You're reading: Prosecutors ask court to sentence Lutsenko to four-and-a-half years in prison

The prosecutors in a criminal case opened against former Ukrainian Interior Minister Yuriy Lutsenko have asked the Pechersky District Court in Kyiv to sentence the ex-minister to four-and-a-half years in prison.

An Interfax-Ukraine reporter said that prosecutor Dmytro Loban announced this at a court session on Tuesday.

He asked the court to find Lutsenko guilty of committing crimes and sentence him to four-and-a-half years in prison.

As for the ex-minister’s former driver, Leonid Prystupliuk, the prosecutor asked for a three-year suspended sentence.

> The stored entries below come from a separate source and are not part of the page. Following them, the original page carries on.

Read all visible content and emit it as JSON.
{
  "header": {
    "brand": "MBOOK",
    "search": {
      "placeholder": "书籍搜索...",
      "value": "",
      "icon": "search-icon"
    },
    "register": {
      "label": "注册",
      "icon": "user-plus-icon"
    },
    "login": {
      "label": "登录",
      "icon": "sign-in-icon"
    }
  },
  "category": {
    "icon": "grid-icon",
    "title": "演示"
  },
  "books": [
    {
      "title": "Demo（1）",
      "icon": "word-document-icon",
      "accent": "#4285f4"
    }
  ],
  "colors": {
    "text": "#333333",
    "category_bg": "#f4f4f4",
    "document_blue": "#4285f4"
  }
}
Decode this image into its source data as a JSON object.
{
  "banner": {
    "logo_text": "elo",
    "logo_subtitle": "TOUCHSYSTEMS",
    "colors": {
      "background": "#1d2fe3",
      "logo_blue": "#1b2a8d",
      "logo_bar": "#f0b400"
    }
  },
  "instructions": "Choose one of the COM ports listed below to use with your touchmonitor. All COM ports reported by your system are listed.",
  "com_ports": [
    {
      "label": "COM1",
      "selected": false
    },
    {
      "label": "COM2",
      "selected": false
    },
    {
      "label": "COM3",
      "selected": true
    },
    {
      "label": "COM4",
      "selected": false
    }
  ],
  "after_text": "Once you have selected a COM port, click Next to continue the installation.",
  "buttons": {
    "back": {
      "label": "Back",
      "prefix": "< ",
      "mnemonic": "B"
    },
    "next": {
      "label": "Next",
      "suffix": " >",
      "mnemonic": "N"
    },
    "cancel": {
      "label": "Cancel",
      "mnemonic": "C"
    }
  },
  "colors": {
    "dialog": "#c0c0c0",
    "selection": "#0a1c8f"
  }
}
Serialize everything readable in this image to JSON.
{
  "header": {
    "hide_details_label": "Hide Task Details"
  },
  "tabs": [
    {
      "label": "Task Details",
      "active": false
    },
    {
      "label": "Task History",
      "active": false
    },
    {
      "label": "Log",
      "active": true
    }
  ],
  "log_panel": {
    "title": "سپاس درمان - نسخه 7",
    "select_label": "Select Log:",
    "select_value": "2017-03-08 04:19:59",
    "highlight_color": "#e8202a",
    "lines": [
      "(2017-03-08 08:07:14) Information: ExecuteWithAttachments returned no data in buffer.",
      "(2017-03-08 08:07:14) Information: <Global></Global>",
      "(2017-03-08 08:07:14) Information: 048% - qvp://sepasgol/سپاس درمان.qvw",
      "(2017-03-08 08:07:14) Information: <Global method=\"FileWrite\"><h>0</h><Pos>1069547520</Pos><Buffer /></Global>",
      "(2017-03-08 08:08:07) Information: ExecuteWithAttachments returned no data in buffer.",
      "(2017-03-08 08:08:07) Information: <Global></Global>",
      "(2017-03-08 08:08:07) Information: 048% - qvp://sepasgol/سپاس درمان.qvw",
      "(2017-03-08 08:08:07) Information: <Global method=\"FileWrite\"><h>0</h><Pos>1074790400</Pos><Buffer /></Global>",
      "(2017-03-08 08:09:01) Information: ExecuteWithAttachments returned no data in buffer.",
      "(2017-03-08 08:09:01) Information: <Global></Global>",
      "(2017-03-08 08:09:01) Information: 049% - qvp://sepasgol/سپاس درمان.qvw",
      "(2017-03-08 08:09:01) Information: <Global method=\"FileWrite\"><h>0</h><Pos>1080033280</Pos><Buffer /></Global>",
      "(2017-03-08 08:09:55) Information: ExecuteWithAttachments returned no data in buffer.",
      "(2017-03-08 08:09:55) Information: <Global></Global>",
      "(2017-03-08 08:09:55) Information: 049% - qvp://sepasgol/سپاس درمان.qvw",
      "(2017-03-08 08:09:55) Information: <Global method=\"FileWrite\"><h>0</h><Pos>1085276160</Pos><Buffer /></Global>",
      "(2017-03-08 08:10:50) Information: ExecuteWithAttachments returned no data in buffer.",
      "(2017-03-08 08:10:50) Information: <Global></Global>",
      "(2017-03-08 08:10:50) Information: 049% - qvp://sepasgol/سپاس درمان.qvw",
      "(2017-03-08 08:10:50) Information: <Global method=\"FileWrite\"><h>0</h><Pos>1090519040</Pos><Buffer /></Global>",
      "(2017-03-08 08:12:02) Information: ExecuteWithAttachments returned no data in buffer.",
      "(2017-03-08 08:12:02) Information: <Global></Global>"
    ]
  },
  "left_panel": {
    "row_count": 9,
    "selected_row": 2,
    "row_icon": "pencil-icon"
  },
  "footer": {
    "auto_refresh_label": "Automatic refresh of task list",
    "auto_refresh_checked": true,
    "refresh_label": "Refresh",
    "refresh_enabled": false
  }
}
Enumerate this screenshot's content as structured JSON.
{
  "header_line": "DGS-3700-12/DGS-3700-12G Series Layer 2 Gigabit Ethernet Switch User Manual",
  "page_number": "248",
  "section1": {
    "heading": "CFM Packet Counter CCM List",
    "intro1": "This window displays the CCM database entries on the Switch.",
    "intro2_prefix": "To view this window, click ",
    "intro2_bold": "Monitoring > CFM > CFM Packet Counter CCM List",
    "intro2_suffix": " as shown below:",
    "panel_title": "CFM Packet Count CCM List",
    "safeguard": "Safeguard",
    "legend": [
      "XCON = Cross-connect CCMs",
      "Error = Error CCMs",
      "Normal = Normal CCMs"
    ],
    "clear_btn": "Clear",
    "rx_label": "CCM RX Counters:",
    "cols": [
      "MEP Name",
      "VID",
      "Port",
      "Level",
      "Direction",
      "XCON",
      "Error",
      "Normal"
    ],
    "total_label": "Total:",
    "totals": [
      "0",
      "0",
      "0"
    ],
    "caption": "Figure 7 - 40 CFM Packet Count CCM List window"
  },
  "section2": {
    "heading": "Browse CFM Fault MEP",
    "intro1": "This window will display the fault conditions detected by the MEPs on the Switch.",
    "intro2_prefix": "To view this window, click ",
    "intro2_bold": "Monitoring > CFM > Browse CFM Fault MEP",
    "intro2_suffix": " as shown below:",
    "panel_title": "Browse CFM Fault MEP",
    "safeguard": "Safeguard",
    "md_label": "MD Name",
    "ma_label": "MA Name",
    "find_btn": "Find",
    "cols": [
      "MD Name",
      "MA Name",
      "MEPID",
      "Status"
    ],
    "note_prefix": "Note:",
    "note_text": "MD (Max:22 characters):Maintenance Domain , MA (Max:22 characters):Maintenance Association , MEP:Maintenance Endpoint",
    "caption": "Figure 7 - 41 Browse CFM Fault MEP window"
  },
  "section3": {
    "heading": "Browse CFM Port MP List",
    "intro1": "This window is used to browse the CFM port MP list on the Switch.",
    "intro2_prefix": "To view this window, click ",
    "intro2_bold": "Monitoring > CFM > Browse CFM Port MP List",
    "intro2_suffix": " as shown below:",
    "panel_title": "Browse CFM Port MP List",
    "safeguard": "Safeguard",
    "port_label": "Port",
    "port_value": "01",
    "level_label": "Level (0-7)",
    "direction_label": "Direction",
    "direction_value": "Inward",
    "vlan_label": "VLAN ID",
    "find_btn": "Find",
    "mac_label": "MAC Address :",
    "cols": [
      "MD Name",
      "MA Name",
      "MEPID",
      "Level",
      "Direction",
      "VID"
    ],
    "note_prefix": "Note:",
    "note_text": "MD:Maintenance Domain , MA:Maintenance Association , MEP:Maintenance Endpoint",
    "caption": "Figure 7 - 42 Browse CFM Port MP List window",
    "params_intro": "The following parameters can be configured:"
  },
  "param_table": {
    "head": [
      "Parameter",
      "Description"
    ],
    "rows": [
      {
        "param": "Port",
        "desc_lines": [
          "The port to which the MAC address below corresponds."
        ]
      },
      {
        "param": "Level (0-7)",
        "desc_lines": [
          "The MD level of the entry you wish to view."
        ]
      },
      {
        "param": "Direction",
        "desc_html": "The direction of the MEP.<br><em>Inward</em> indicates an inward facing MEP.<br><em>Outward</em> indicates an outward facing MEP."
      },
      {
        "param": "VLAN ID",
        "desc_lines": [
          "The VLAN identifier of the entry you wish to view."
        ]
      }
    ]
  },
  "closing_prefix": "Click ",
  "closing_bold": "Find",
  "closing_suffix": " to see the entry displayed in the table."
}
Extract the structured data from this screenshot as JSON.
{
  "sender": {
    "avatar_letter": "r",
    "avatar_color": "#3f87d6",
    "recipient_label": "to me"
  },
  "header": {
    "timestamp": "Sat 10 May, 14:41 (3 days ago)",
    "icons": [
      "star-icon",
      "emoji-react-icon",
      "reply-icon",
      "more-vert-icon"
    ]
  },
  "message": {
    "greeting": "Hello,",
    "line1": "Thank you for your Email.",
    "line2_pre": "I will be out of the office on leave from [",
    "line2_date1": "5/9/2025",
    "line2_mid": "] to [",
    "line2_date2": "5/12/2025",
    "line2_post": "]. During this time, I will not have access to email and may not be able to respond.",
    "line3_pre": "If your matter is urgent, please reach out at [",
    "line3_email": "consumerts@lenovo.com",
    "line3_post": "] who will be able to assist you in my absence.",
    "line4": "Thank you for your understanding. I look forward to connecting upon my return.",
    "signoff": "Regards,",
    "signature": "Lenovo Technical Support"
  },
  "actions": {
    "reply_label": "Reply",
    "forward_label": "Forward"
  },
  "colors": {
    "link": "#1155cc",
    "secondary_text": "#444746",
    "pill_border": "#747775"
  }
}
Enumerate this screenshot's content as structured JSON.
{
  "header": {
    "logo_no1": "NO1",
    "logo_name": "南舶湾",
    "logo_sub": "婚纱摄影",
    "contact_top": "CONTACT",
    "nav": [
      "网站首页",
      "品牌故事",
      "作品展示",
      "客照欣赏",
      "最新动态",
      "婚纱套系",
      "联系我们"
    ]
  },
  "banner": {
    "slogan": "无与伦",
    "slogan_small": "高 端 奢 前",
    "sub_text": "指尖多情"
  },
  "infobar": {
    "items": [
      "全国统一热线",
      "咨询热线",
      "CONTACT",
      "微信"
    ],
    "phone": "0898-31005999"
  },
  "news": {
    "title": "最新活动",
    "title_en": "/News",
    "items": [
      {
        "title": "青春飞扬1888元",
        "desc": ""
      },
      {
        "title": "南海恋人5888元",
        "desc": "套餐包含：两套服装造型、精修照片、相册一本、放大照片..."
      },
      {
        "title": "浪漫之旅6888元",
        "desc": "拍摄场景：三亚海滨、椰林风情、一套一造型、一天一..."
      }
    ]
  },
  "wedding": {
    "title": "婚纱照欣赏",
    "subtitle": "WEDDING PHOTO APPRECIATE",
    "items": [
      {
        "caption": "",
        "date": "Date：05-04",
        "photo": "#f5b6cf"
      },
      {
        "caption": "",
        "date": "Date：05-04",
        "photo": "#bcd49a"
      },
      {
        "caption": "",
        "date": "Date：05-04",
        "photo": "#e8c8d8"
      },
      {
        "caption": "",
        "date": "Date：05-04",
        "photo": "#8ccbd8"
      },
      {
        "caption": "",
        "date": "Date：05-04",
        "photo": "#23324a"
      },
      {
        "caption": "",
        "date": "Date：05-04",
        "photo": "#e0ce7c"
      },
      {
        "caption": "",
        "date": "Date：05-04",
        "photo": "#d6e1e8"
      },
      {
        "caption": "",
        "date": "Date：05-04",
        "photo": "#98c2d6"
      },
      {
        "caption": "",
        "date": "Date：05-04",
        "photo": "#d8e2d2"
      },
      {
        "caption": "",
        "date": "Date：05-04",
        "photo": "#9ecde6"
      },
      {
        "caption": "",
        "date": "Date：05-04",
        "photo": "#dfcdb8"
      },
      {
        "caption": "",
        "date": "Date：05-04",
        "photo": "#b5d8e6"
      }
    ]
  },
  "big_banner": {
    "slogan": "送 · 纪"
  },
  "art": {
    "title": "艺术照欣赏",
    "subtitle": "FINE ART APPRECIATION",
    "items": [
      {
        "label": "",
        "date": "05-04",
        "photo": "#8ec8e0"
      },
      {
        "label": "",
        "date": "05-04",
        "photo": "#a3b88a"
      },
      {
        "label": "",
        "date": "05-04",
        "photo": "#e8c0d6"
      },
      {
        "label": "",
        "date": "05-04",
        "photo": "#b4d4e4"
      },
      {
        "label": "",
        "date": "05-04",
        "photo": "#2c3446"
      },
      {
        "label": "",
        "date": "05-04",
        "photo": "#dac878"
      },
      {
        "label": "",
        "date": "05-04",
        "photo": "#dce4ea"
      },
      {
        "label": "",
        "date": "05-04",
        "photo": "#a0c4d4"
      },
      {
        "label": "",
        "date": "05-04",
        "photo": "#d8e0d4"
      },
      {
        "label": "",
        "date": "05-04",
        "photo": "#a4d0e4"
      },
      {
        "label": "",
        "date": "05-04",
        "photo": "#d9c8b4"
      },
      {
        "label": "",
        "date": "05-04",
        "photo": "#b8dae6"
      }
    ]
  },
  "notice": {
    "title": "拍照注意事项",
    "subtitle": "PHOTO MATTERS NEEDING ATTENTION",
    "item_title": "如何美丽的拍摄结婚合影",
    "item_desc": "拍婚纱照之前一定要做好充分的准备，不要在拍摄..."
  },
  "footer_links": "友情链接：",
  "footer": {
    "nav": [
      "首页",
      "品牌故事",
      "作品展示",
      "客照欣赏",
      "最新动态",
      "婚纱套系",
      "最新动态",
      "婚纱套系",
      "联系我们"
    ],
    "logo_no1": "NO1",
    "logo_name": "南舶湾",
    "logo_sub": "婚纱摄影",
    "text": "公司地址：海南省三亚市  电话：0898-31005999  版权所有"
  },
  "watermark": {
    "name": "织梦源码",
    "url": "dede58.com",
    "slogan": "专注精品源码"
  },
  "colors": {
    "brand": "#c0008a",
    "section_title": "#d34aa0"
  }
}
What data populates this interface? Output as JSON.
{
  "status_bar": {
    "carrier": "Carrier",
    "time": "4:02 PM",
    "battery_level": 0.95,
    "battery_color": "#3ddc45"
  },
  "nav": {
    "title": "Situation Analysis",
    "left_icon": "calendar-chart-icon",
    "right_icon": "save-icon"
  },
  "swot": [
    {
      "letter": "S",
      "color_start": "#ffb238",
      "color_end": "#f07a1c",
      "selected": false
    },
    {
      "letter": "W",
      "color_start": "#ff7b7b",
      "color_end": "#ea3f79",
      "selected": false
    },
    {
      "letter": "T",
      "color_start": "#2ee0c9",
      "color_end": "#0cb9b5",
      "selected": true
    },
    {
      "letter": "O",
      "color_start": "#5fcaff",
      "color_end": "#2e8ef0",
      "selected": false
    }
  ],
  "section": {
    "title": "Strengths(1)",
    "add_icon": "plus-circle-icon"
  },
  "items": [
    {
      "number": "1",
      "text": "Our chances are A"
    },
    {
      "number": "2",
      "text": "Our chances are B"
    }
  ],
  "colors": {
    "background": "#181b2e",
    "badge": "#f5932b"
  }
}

During their closing arguments, prosecutors said that the guilt of Lutsenko and Prystupliuk had been proved during the trial.

After the speech by prosecutors in the closing arguments, the ex-minister lodged an application for journalists to be allowed to the trial during the closing arguments.
Lutsenko was arrested on Dec. 26, 2010 and has been kept in detention ever since. He is accused of abuse of power as interior minister in allocating an apartment to his driver and illegally awarding him a pension.

He is also accused of illegally granting permission for surveillance of the driver of the Security Service of Ukraine’s former deputy head Volodymyr Satsiuk as part of a criminal investigation into the poisoning of Viktor Yushchenko, then a presidential candidate, in 2004.

Lutsenko has also been accused of misspending money during the celebration of Police Day in 2009. He has denied all the charges.